Sungguh, Bastian tidak mengerti, mengapa wanita yang sudah lama mengrungi mahligai rumah tangga bersamanya, malah memintanya menikah lagi.

Apakah tak ada lagi cinta di hati istri pertamanya? Pernah Bastian bertanya apa alasan Fitri memintanya menikah lagi dengan wanita lain. Namun Fitri diam seribu bahasa.

Sempat terbesit di benak Bastian, jika bunda dan kakak kandungnya yang memaksa Fitri melakukan hal itu  akan tetapi Fitri mengatakan secara gamblang bahawa mertua dan kakak iparnya itu selalu baik padanya.

Bastian kembali menerka-nerka, apa sebenarnya yang membuat Fitri memintanya menikah lagi. Namun semakin di pikirkannya semakin membuatnya menggila. Tak mungkin juga karna mereka belum memiliki anak sampai saat ini.

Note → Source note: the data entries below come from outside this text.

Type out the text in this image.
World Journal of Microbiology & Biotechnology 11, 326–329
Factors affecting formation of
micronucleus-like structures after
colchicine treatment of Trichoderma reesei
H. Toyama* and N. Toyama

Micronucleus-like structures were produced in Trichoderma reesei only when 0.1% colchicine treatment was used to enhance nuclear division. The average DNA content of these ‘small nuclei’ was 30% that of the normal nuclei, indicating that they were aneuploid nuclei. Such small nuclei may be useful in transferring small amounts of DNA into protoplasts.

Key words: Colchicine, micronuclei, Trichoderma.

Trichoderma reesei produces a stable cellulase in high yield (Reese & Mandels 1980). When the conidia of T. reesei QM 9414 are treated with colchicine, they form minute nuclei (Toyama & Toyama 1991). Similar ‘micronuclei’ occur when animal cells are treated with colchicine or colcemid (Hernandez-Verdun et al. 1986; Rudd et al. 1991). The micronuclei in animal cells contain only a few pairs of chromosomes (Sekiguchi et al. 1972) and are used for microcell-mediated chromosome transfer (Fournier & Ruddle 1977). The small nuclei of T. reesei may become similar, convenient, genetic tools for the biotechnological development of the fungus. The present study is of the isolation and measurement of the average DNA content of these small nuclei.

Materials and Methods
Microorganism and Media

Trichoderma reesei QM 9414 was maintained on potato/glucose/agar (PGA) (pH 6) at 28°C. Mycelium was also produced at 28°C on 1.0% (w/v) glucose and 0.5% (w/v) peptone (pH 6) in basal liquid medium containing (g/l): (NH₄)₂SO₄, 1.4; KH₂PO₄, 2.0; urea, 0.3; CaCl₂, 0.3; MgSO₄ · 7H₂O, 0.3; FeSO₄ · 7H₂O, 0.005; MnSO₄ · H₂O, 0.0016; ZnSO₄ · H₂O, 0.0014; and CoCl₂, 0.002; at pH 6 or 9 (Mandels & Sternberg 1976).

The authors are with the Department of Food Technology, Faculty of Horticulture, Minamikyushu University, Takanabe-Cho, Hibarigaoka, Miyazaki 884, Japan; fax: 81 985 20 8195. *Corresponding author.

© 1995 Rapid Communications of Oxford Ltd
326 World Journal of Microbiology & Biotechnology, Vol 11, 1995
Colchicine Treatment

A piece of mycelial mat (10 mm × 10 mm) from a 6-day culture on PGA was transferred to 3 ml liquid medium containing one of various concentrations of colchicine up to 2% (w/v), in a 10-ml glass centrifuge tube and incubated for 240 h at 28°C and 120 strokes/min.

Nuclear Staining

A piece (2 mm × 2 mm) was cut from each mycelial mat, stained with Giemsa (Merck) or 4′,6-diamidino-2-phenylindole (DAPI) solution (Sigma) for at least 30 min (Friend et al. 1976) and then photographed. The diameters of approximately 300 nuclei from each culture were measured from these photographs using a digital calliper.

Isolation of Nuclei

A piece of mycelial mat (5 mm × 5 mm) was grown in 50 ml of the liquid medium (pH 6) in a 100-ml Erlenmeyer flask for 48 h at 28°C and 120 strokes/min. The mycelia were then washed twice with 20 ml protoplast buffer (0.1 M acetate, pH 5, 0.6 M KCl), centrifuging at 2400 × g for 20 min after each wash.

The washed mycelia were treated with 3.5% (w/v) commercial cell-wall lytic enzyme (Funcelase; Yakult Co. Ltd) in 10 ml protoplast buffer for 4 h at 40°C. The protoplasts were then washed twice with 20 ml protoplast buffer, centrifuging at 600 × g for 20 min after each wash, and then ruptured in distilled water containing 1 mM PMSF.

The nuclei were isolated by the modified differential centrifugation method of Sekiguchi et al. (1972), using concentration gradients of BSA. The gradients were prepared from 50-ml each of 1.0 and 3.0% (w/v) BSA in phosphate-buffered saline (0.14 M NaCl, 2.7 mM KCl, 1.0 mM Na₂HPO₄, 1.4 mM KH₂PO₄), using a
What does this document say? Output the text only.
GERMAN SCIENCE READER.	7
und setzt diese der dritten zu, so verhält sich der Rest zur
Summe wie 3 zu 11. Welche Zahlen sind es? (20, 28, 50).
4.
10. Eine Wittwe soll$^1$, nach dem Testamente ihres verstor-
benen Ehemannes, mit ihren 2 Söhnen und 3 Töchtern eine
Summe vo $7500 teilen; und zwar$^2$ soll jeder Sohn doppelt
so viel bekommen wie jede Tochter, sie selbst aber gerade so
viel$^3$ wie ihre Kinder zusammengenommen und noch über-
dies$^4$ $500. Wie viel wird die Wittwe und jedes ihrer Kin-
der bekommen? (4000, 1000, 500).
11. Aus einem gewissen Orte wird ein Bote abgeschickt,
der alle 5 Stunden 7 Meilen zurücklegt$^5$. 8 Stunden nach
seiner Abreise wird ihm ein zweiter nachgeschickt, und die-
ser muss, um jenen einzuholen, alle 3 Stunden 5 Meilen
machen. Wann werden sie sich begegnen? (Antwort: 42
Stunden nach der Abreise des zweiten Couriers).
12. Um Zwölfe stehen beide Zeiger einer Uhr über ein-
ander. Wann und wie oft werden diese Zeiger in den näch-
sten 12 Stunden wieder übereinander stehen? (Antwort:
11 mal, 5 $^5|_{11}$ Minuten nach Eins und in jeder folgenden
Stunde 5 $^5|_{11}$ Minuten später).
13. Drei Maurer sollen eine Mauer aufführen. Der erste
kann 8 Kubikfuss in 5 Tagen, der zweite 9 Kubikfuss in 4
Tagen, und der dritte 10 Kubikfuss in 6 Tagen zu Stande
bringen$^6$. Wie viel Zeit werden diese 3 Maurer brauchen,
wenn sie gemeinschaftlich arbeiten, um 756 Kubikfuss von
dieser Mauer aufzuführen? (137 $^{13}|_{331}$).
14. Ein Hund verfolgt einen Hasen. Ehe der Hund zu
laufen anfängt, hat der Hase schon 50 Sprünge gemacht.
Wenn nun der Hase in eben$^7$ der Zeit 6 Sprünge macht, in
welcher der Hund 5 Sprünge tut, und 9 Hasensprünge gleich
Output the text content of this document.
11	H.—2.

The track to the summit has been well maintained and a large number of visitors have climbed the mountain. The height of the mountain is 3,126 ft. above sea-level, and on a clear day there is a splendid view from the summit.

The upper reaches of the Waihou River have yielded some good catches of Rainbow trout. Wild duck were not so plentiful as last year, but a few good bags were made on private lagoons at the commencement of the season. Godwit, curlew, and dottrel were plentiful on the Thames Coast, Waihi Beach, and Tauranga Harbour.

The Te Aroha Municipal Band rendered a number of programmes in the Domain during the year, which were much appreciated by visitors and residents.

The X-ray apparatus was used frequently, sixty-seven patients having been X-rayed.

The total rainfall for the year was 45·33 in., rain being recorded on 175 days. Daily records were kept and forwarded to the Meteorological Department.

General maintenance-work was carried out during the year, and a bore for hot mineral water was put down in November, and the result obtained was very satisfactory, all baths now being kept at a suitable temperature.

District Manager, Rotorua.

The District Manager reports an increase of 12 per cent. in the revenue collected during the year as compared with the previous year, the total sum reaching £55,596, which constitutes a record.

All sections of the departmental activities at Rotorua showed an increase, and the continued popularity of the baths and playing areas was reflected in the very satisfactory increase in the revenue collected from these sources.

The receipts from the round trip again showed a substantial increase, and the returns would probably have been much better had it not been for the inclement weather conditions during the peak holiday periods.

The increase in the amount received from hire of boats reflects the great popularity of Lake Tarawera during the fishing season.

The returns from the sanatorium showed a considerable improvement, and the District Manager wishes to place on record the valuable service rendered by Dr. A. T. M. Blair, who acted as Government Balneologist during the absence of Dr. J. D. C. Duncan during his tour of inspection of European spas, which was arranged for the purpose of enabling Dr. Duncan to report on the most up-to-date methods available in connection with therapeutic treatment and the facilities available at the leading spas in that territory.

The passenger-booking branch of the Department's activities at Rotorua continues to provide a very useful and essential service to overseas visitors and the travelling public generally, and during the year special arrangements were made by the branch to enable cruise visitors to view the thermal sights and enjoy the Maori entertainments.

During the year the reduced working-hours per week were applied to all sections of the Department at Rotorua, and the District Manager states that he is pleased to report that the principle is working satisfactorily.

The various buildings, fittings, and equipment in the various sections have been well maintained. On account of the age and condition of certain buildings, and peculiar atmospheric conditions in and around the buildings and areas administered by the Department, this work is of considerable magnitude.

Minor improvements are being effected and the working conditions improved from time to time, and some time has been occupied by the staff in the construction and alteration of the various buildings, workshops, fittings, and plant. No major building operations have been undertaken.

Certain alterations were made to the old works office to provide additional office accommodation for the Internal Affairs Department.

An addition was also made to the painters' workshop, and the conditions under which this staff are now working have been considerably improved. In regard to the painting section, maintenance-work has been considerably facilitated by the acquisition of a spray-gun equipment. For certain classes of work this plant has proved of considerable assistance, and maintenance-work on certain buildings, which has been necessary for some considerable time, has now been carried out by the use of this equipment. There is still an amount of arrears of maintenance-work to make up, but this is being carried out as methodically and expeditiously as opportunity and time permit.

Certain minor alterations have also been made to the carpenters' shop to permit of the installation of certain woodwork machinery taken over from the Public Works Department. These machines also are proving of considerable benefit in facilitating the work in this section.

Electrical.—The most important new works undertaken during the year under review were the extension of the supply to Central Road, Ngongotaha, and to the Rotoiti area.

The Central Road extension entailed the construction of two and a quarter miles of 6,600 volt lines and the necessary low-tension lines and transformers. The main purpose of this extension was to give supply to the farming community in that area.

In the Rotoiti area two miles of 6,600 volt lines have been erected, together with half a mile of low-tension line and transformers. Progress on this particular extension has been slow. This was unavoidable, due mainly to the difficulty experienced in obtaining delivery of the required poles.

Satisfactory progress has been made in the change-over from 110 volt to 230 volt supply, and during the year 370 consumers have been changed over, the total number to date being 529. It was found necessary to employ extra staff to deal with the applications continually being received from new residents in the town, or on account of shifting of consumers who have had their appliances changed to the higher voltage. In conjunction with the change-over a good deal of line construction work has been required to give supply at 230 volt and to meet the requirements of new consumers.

Memang benar, selama belasan tahun hidup bersama, ia dan Fitri  belum juga di karunia anak. Tapi Bastian tak pernah mempersalahkan itu, karna baginya menikah bukan hanya soal anak. Memiliki keturunan adalah rizki yang di berikan Tuhan, lalu jika Tuhan belum memberika  rizkinya kita bisa apa. Begitulah kata-kata yang sering diucapkan Bastian untuk menenangkan hati istrinya.

Selama ini Bastian dan Fitri juga sudah berikhtiar berbagai cara. Tapi sampai sekarang, Tuhan memang belum menitipkan juga anak pada mereka. Dia juga sudah menjelaskan pada Bunda dan kakaknya bahwa mereka tetap bahagia dengan kehidupan mereka sekarang ini.

"Selamat Bas, istri mudamu sangatlah cantik, tak kalah cantiknya dengan Fitri,"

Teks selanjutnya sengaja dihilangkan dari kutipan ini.